Step 6. Install and run the Storeall application locally

Change to the storeall folder. Install the dependencies by running the command npm install command. Run the Express web server that serves your application by running the npm start command. Verify that your application started. If the application starts successfully, the following message is displayed: Express server listening on port 3000 Test your application by going to http://localhost:3000. Add a couple of records. Select a record by clicking a row. Press Ctrl+C and verify that only the value of the record is pasted when you press Ctrl+V into an editor or a text area.

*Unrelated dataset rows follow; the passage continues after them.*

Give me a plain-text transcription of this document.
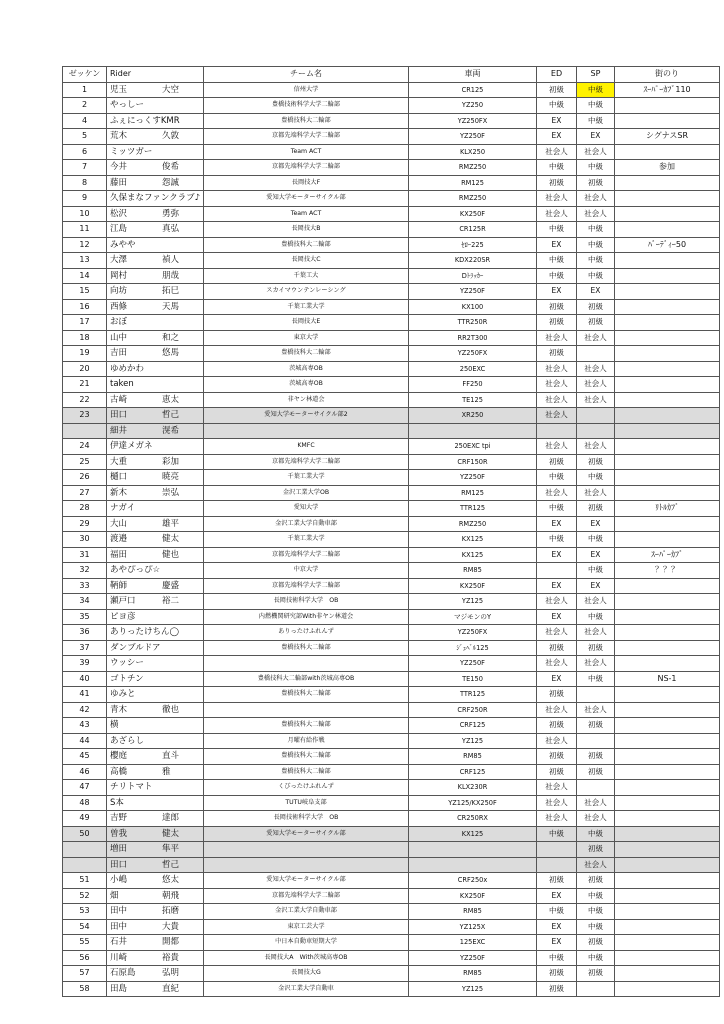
ゼッケン	Rider	チーム名	車両	ED	SP	街のり
1	児玉 大空	信州大学	CR125	初級	中級	ｽｰﾊﾟｰｶﾌﾞ110
2	やっしー	豊橋技術科学大学二輪部	YZ250	中級	中級	
4	ふぇにっくすKMR	豊橋技科大二輪部	YZ250FX	EX	中級	
5	荒木 久敦	京都先端科学大学二輪部	YZ250F	EX	EX	シグナスSR
6	ミッツガー	Team ACT	KLX250	社会人	社会人	
7	今井 俊希	京都先端科学大学二輪部	RMZ250	中級	中級	参加
8	藤田 怨誠	長岡技大F	RM125	初級	初級	
9	久保まなファンクラブ♪	愛知大学モーターサイクル部	RMZ250	社会人	社会人	
10	松沢 勇弥	Team ACT	KX250F	社会人	社会人	
11	江島 真弘	長岡技大B	CR125R	中級	中級	
12	みやや	豊橋技科大二輪部	ｾﾛｰ225	EX	中級	ﾊﾞｰﾃﾞｨｰ50
13	大澤 禎人	長岡技大C	KDX220SR	中級	中級	
14	岡村 朋哉	千葉工大	Dﾄﾗｯｶｰ	中級	中級	
15	向坊 拓巳	スカイマウンテンレーシング	YZ250F	EX	EX	
16	西條 天馬	千葉工業大学	KX100	初級	初級	
17	おぼ	長岡技大E	TTR250R	初級	初級	
18	山中 和之	東京大学	RR2T300	社会人	社会人	
19	吉田 悠馬	豊橋技科大二輪部	YZ250FX	初級		
20	ゆめかわ	茨城高専OB	250EXC	社会人	社会人	
21	taken	茨城高専OB	FF250	社会人	社会人	
22	古崎 恵太	非ヤン林道会	TE125	社会人	社会人	
23	田口 哲己	愛知大学モーターサイクル部2	XR250	社会人		
	細井 滉希					
24	伊達メガネ	KMFC	250EXC tpi	社会人	社会人	
25	大重 彩加	京都先端科学大学二輪部	CRF150R	初級	初級	
26	樋口 暁亮	千葉工業大学	YZ250F	中級	中級	
27	新木 崇弘	金沢工業大学OB	RM125	社会人	社会人	
28	ナガイ	愛知大学	TTR125	中級	初級	ﾘﾄﾙｶﾌﾞ
29	大山 雄平	金沢工業大学自動車部	RMZ250	EX	EX	
30	渡邉 健太	千葉工業大学	KX125	中級	中級	
31	福田 健也	京都先端科学大学二輪部	KX125	EX	EX	ｽｰﾊﾟｰｶﾌﾞ
32	あやぴっぴ☆	中京大学	RM85		中級	？？？
33	鞆師 慶盛	京都先端科学大学二輪部	KX250F	EX	EX	
34	瀬戸口 裕二	長岡技術科学大学　OB	YZ125	社会人	社会人	
35	ピヨ彦	内燃機関研究部With非ヤン林道会	マジモンのY	EX	中級	
36	ありったけちん◯	ありったけふれんず	YZ250FX	社会人	社会人	
37	ダンブルドア	豊橋技科大二輪部	ｼﾞｭﾍﾞﾙ125	初級	初級	
39	ウッシー		YZ250F	社会人	社会人	
40	ゴトチン	豊橋技科大二輪部with茨城高専OB	TE150	EX	中級	NS-1
41	ゆみと	豊橋技科大二輪部	TTR125	初級		
42	青木 徹也		CRF250R	社会人	社会人	
43	横	豊橋技科大二輪部	CRF125	初級	初級	
44	あざらし	月曜有給作戦	YZ125	社会人		
45	櫻庭 直斗	豊橋技科大二輪部	RM85	初級	初級	
46	高橋 雅	豊橋技科大二輪部	CRF125	初級	初級	
47	チリトマト	くびったけふれんず	KLX230R	社会人		
48	S本	TUTU岐阜支部	YZ125/KX250F	社会人	社会人	
49	吉野 達郎	長岡技術科学大学　OB	CR250RX	社会人	社会人	
50	曽我 健太	愛知大学モーターサイクル部	KX125	中級	中級	
	増田 隼平				初級	
	田口 哲己				社会人	
51	小嶋 悠太	愛知大学モーターサイクル部	CRF250x	初級	初級	
52	畑 朝飛	京都先端科学大学二輪部	KX250F	EX	中級	
53	田中 拓磨	金沢工業大学自動車部	RM85	中級	中級	
54	田中 大貴	東京工芸大学	YZ125X	EX	中級	
55	石井 開都	中日本自動車短期大学	125EXC	EX	初級	
56	川崎 裕貴	長岡技大A　With茨城高専OB	YZ250F	中級	中級	
57	石原島 弘明	長岡技大G	RM85	初級	初級	
58	田島 直紀	金沢工業大学自動車	YZ125	初級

Step 7. Manually deploy your application to Bluemix

Create a Cloudant service instance:

cf cs cloudantNoSQLDB Shared cloudant

Edit storeall\manifest.yml and change the name value:


 ---
 applications:
 name: storeall
 runtime: node.js
 memory: 512M
 instances: 1
 path: .
 services:
 cloudant

Push the application to Bluemix, replacing storeall-name in this command with the name you use in your manifest:


 cf push storeall-name

When the deployment finishes and the application starts successfully, point your browser to http://yourappname.mybluemix.net. Click Add new item to start populating the table: Screen capture of unpopulated Storeall Table

Conclusion

In this tutorial, I showed you how to install and use CouchDB and the Nano driver locally. You learned how to use the jQuery-based jTable Ajax package to drive CRUD operations against CouchDB and how to add special code to position masked table data to be copied to the clipboard. You also learned that, in many cases, the same code that drives a CouchDB database can drive a Cloudant database. You verified this Cloudant-CouchDB compatibility by deploying the application to Bluemix and accessing Cloudant without touching a single line of code that reads and writes to and from both CouchDB and Cloudant. You also learned how to code basic CouchDB concurrency with revision numbers to ensure that data is not inadvertently overwritten.